Angry Robot

Wanzer!

This is of course not a new game. Front Mission first appeared on the SNES, and the franchise has graced the PlayStation, PS2 and even mobile phones. This is a port of the first game, with touch- and dual-screen support added, but not in a mindblowing way. The retro-shoddy graphics and typography have their special charms, but mostly they make one pine for a new installment of the franchise rather than paying anew for an old game.

Front Mission is a “strategy RPG”, more or less a turn-based strategy game with a story and recurring, level-advancing characters. The protagonists are a band of mercenaries caught up in a tragic war on the fictional Huffman Island. And yes, that war involves a shit-ton of mechs, or as the series charmingly dubs them, wanzers.
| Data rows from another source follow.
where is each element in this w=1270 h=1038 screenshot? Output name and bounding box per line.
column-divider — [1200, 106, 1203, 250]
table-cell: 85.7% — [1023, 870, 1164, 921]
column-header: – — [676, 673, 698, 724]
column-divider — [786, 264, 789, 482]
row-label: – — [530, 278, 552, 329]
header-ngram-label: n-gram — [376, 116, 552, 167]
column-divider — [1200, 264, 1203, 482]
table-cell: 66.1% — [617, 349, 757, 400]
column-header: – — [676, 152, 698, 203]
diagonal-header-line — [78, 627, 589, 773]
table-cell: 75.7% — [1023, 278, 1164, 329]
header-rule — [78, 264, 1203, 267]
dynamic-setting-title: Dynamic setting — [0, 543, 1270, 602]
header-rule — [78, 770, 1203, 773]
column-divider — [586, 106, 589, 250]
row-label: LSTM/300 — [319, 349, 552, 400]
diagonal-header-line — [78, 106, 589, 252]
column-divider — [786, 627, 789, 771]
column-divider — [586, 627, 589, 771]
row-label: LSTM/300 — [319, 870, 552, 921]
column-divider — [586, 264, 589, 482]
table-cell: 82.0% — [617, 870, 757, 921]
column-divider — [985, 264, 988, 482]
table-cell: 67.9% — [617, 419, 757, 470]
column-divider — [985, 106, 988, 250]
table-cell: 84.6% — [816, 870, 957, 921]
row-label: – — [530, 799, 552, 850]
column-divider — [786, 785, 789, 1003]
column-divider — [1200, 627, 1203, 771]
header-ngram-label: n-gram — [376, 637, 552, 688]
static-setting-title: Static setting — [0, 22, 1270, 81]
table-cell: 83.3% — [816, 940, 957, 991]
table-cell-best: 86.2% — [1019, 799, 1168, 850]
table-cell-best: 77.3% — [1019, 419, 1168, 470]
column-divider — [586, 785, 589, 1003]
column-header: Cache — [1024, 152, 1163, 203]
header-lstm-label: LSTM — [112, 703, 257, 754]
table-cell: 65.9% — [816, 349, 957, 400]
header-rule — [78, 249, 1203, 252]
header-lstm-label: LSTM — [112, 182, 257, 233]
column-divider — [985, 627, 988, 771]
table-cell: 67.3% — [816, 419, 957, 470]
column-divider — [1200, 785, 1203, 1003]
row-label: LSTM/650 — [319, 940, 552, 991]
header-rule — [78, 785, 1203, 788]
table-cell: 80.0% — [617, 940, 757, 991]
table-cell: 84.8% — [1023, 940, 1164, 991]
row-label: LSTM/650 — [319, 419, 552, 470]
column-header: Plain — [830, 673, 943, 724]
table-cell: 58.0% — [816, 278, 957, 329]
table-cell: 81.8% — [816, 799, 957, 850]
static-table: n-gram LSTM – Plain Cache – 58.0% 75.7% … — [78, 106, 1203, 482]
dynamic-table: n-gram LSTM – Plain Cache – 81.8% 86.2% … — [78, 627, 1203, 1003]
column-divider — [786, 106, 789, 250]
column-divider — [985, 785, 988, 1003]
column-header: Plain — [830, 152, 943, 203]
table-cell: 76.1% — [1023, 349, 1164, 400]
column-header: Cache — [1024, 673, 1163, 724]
What is it that we want out of mech games? For me, the ideal game would allow for 1. near-infinite tweaking in the garage, followed by 2. combat that imparts the size and majesty of giant robots. These are games for scifi gearheads, and the importance of the swapping out of robot parts should not be ignored (I’m looking at you, Mechwarrior). Front Mission definitely has all you could ask for in the wanzer part department. You are faced with quite a number of parts and weapons in the first city, and as you progress through the campaign, stopping at new towns and cities each with new parts on display, the number of options quickly spirals up into the stratosphere. The choices are not simply for looks – there are a number of attributes carried by both mech parts (body, arms, legs, CPU) and weapons, and the way you customize your wanzers and your squad is completely up to you.

But the game fails to do #2. I’m not saying the gameplay is no good; I tend to enjoy strategy RPGs (I like any variation of strategy game). But you face large numbers of similar enemies, and every battle is marred by slow, unskippable animations of mech fights that cumulatively slow down the gameplay to a pace a narcoleptic snail might enjoy. It doesn’t help that most of the strategic thinking happens in the garage. Once you’re on the field, you basically send in your close-combat bruiser wanzers to give your missle-firing bastards some room to breathe and hope you remember to use your repair chips in time. Repeat.

The story ain’t bad, but man, I’m starting to think my DS is infected with some sort of scrolling text disease. Every game with the lines of text that animate on typewriter style and then wait for you to press A. At least in this one you can press B and speed them up a bit. The radio-voiceover-over-gameplay model of narrative delivery has its problems, but I started to yearn for it. I had forgotten all about the drawbacks of texty games.

Generally, the mechophiles will still play this game. We will twiddle our thumbs through the combat and yearn to be back in the garage. We will keep playing because the holy grail of mech games is still nowhere to be found.